La veille ? C'était hier seulement qu'elle avait épousé Francis ? Elle avait l'impression qu'une éternité avait coulé depuis la cérémonie. Ainsi quelques heures avaient suffi à faire d'elle une épouse outragée, une veuve, une criminelle et une fugitive que l'on rechercherait bientôt si l'on n'était pas déjà sur sa trace ! Mais aucun remords ne troublait son esprit lorsque s'y présentait l'image de ceux qui l'avaient si cruellement blessée. Ils avaient mérité leur châtiment et, en les frappant, elle n'avait rien fait d'autre que venger son honneur outragé, comme l'aurait vengé n'importe quel homme de sa famille. Seulement, lorsqu'elle pensait à Francis, elle éprouvait, au fond de son cœur, une sorte de vertige comme on en ressent au bord d'un précipice avec, dans la bouche, un goût de cendres amères.

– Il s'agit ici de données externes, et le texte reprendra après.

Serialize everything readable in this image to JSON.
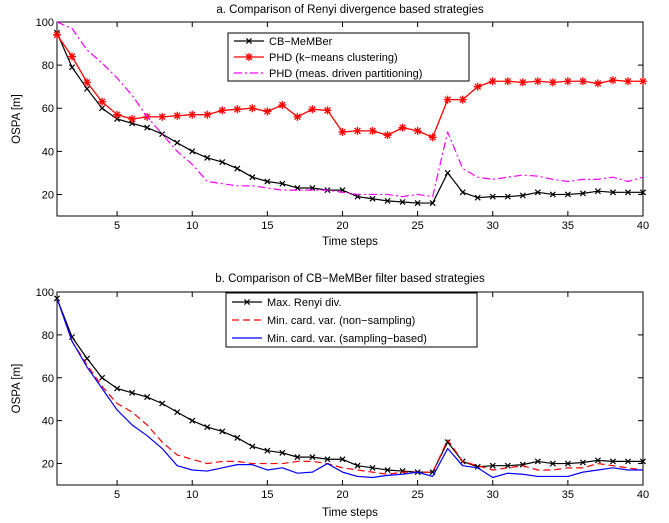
{
  "chart_data": [
    {
      "type": "line",
      "title": "a. Comparison of Renyi divergence based strategies",
      "xlabel": "Time steps",
      "ylabel": "OSPA [m]",
      "xlim": [
        1,
        40
      ],
      "ylim": [
        10,
        100
      ],
      "xticks": [
        5,
        10,
        15,
        20,
        25,
        30,
        35,
        40
      ],
      "yticks": [
        20,
        40,
        60,
        80,
        100
      ],
      "grid": false,
      "legend_position": "top-center",
      "x": [
        1,
        2,
        3,
        4,
        5,
        6,
        7,
        8,
        9,
        10,
        11,
        12,
        13,
        14,
        15,
        16,
        17,
        18,
        19,
        20,
        21,
        22,
        23,
        24,
        25,
        26,
        27,
        28,
        29,
        30,
        31,
        32,
        33,
        34,
        35,
        36,
        37,
        38,
        39,
        40
      ],
      "series": [
        {
          "name": "CB−MeMBer",
          "color": "#000000",
          "dash": "solid",
          "marker": "x",
          "values": [
            95,
            79,
            69,
            60,
            55,
            53,
            51,
            48,
            44,
            40,
            37,
            35,
            32,
            28,
            26,
            25,
            23,
            23,
            22,
            22,
            19,
            18,
            17,
            16.5,
            16,
            16,
            30,
            21,
            18.5,
            19,
            19,
            19.5,
            21,
            20,
            20,
            20.5,
            21.5,
            21,
            21,
            21
          ]
        },
        {
          "name": "PHD (k−means clustering)",
          "color": "#ff0000",
          "dash": "solid",
          "marker": "star",
          "values": [
            94,
            84,
            72,
            63,
            57,
            55,
            56,
            56,
            56.5,
            57,
            57,
            59,
            59.5,
            60,
            58.5,
            61.5,
            56,
            59.5,
            59,
            49,
            49.5,
            49.5,
            47.5,
            51,
            49.5,
            46.5,
            64,
            64,
            70,
            72.5,
            72.5,
            72,
            72.5,
            72,
            72.5,
            72.5,
            71.5,
            73,
            72.5,
            72.5
          ]
        },
        {
          "name": "PHD (meas. driven partitioning)",
          "color": "#ff00ff",
          "dash": "dashdot",
          "marker": "none",
          "values": [
            100,
            97,
            87,
            81,
            74,
            66,
            56,
            48,
            40,
            34,
            26,
            25,
            24,
            24,
            23,
            22,
            22,
            22,
            22,
            21,
            20,
            20,
            20,
            19,
            20,
            19,
            49,
            32,
            28,
            27,
            28,
            29,
            28.5,
            27,
            26,
            27,
            27,
            28,
            26,
            28
          ]
        }
      ]
    },
    {
      "type": "line",
      "title": "b. Comparison of CB−MeMBer filter based strategies",
      "xlabel": "Time steps",
      "ylabel": "OSPA [m]",
      "xlim": [
        1,
        40
      ],
      "ylim": [
        10,
        100
      ],
      "xticks": [
        5,
        10,
        15,
        20,
        25,
        30,
        35,
        40
      ],
      "yticks": [
        20,
        40,
        60,
        80,
        100
      ],
      "grid": false,
      "legend_position": "top-center",
      "x": [
        1,
        2,
        3,
        4,
        5,
        6,
        7,
        8,
        9,
        10,
        11,
        12,
        13,
        14,
        15,
        16,
        17,
        18,
        19,
        20,
        21,
        22,
        23,
        24,
        25,
        26,
        27,
        28,
        29,
        30,
        31,
        32,
        33,
        34,
        35,
        36,
        37,
        38,
        39,
        40
      ],
      "series": [
        {
          "name": "Max. Renyi div.",
          "color": "#000000",
          "dash": "solid",
          "marker": "x",
          "values": [
            97,
            79,
            69,
            60,
            55,
            53,
            51,
            48,
            44,
            40,
            37,
            35,
            32,
            28,
            26,
            25,
            23,
            23,
            22,
            22,
            19,
            18,
            17,
            16.5,
            16,
            16,
            30,
            21,
            18.5,
            19,
            19,
            19.5,
            21,
            20,
            20,
            20.5,
            21.5,
            21,
            21,
            21
          ]
        },
        {
          "name": "Min. card. var. (non−sampling)",
          "color": "#ff0000",
          "dash": "dashed",
          "marker": "none",
          "values": [
            97,
            77,
            66,
            56,
            48,
            44,
            38,
            30,
            24,
            22,
            20,
            21,
            21,
            20,
            20,
            20,
            21,
            21,
            20,
            18,
            17,
            16,
            15,
            16,
            16,
            16,
            31,
            21,
            19,
            17,
            18,
            19,
            17,
            17,
            18,
            18,
            20,
            19,
            18,
            17
          ]
        },
        {
          "name": "Min. card. var. (sampling−based)",
          "color": "#0000ff",
          "dash": "solid",
          "marker": "none",
          "values": [
            97,
            77,
            65,
            55,
            45,
            38,
            33,
            27,
            19,
            17,
            16.5,
            18,
            19.5,
            19.5,
            17,
            18,
            15.5,
            16,
            20,
            16,
            14,
            13.5,
            14.5,
            15,
            16,
            14,
            27,
            19,
            18,
            13.5,
            15.5,
            15,
            14,
            14,
            14,
            16,
            17,
            18,
            17,
            17
          ]
        }
      ]
    }
  ]
}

Un effort de sa volonté chassa les pensées funestes. De toutes ses forces, de toute la vigueur de sa jeunesse, Marianne voulait vaincre le sort qui s'acharnait sur elle et, pour cela, il fallait vivre. Et, tout d'abord, manger, se reposer un peu, réfléchir. Des yeux, elle chercha autour d'elle le gamin de tout à l'heure, mais il avait disparu. Elle se souvint alors de ce qu'il lui avait dit : l'auberge de l'Ancre et de la Couronne, la meilleure de Plymouth, était située près de l'église St. Andrew. Justement, elle apercevait, au-dessus des toits pointus des maisons, une tour gothique qui appartenait sans doute à l'ancienne cathédrale catholique. Une étroite et tortueuse ruelle l'y mena et, bientôt, elle découvrit les colombages vénérables, les petits carreaux étincelants et l'enseigne majestueuse d'une vieille hostellerie de belle apparence. Jetant la bride de son cheval aux mains d'un valet d'écurie apparu comme par enchantement, Marianne pénétra dans l'auberge, descendit quelques marches et se trouva dans une vaste et accueillante salle commune, décorée de cuivres et d'étains brillants, où, autour d'une grande table d'hôte, plusieurs petites tables étaient disposées, couvertes de nappes bien blanches. Dans la cheminée brûlait un grand feu de tourbe et une troupe de servantes vigoureuses, aux belles joues rouges, vernies par le feu, voltigeait à travers la pièce, portant de lourds plateaux.